Not that she would have expected any other reaction, considering the history of those two.
She reached beneath the counter for the rubber-banded packet of mail that had arrived yesterday from San Francisco, CA 94117. There was a Mastercard statement as thick as a ham sandwich, a bill from San Francisco General Hospital, and a subscription renewal to “Victorian Times”. After more than half a century in the post office, Thelma could tell an awful lot from a few pieces of mail.
Obviously things hadn’t worked out for little Beth Simon in California.
She was broke, or at least heavily in debt. That no good boyfriend of hers, the one she’d gone to California with, had undoubtedly hit her again, this time hard enough to send her to the emergency room.
She was headed back here, to her family’s big old Victorian house on Heart Lake.
On second thought, it was probably good that Thelma hadn’t fully apprised Sam. After all, the U.S. Mail was privileged information, not meant for passing on to third parties.
He’d find out for himself soon enough.
And for mercy’s sake, she hoped he also found out who made off with her flag.

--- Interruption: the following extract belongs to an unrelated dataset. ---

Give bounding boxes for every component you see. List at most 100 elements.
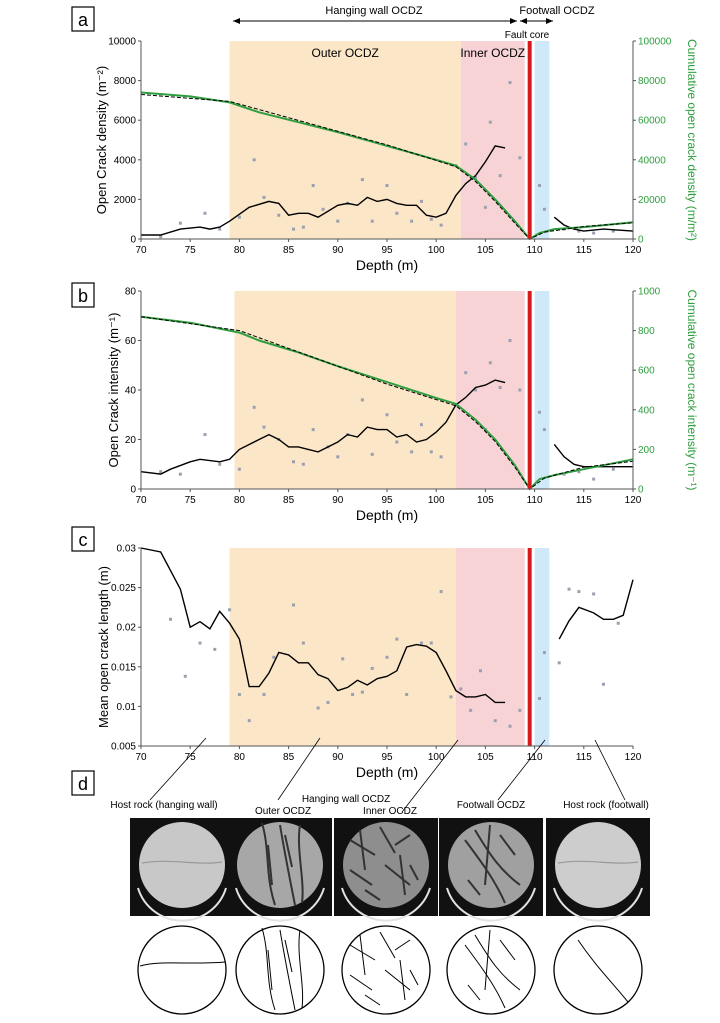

Sam sat in his Jeep, staring at the little spiral notebook and its growing list of oddities. There didn’t seem to be a pattern. At least none that he could discern. The only thing that seemed to make any sense was that it was some kind of scavenger hunt. The culprits were likely to be some of the summer kids with too little supervision and too much time on their hands. Still, a bit of petty theft was preferable to drugs, booze, drag racing, or any other crazy stunts that kids could pull.
He wasn’t going to lose any sleep over it. With any luck, he’d catch one of the young perps in the act, give him a stern talking to, then turn the little bastard over to Thelma for whatever punishment she deemed appropriate.